Die empfohlenen Lernaktivitäten zielen insbesondere auf Folgendes ab:
- Ermutigung zur Diskussion
- Erleichterung der Debatte
- Entwicklung von kritischem Denken
THEORETISCHER HINTERGRUND
Kontroverse Themen können als Themen definiert werden, die in der Gesellschaft starke Gefühle und Spannungen hervorrufen können („Das Unterrichten von kontroversen Themen. Paket zur beruflichen Weiterbildung für Lehrer*innen“. Europarat, 2015).

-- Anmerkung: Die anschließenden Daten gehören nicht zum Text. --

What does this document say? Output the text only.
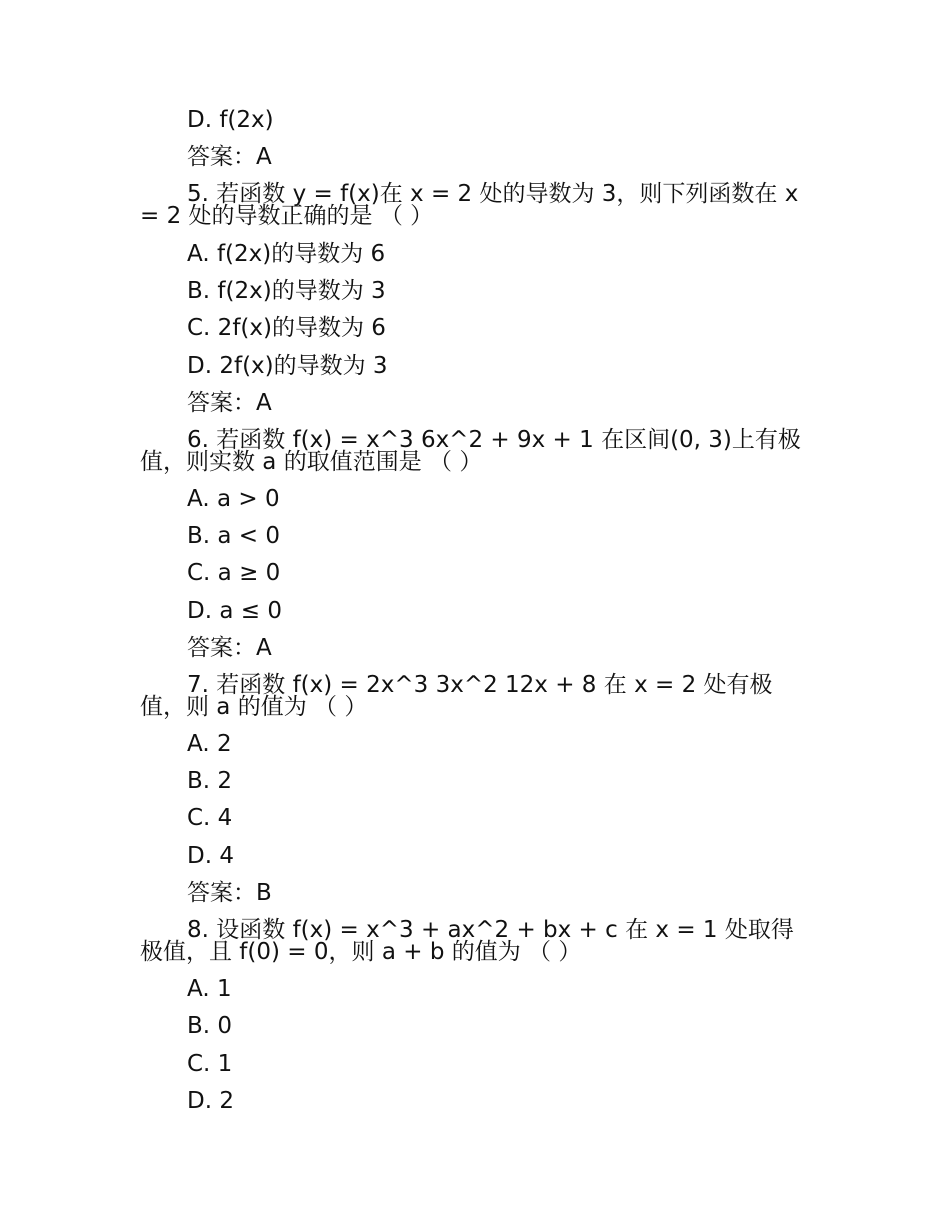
D. f(2x)
答案：A
5. 若函数 y = f(x)在 x = 2 处的导数为 3，则下列函数在 x = 2 处的导数正确的是 （ ）
A. f(2x)的导数为 6
B. f(2x)的导数为 3
C. 2f(x)的导数为 6
D. 2f(x)的导数为 3
答案：A
6. 若函数 f(x) = x^3 6x^2 + 9x + 1 在区间(0, 3)上有极值，则实数 a 的取值范围是 （ ）
A. a > 0
B. a < 0
C. a ≥ 0
D. a ≤ 0
答案：A
7. 若函数 f(x) = 2x^3 3x^2 12x + 8 在 x = 2 处有极值，则 a 的值为 （ ）
A. 2
B. 2
C. 4
D. 4
答案：B
8. 设函数 f(x) = x^3 + ax^2 + bx + c 在 x = 1 处取得极值，且 f(0) = 0，则 a + b 的值为 （ ）
A. 1
B. 0
C. 1
D. 2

Wenn jemand über etwas spricht, das kontrovers ist, bedeutet das in der Regel, dass es mehr als nur eine einfache Meinungsverschiedenheit zwischen den Menschen darstellt. Die CDVEC Curriculum Development Unit hat die folgende Unterscheidung vorgeschlagen, welche Art von Themen als kontrovers angesehen werden können:
- Themen, die die Gesellschaft stark spalten – wie Euthanasie, wirtschaftliche Kürzungen, Sozialhilfezahlungen, Einwanderung, etc.;
- Themen, die persönliche Werte und Überzeugungen in Frage stellen – feste politische Positionen, Rassismus,Schwulenrechte;
- Themen, die konflikthafte Erklärungen hervorrufen – historische Ereignisse, Konflikte wie in Nordirland, Palästina und Israel;
- Themen, die emotionale Reaktionen hervorrufen – Verbrechen und Inhaftierung, Bildung, Abtreibung, Behinderung;
Um diese Art von Themen anzugehen, ist es von grundlegender Bedeutung, einen „sicheren“ Raum zu schaffen.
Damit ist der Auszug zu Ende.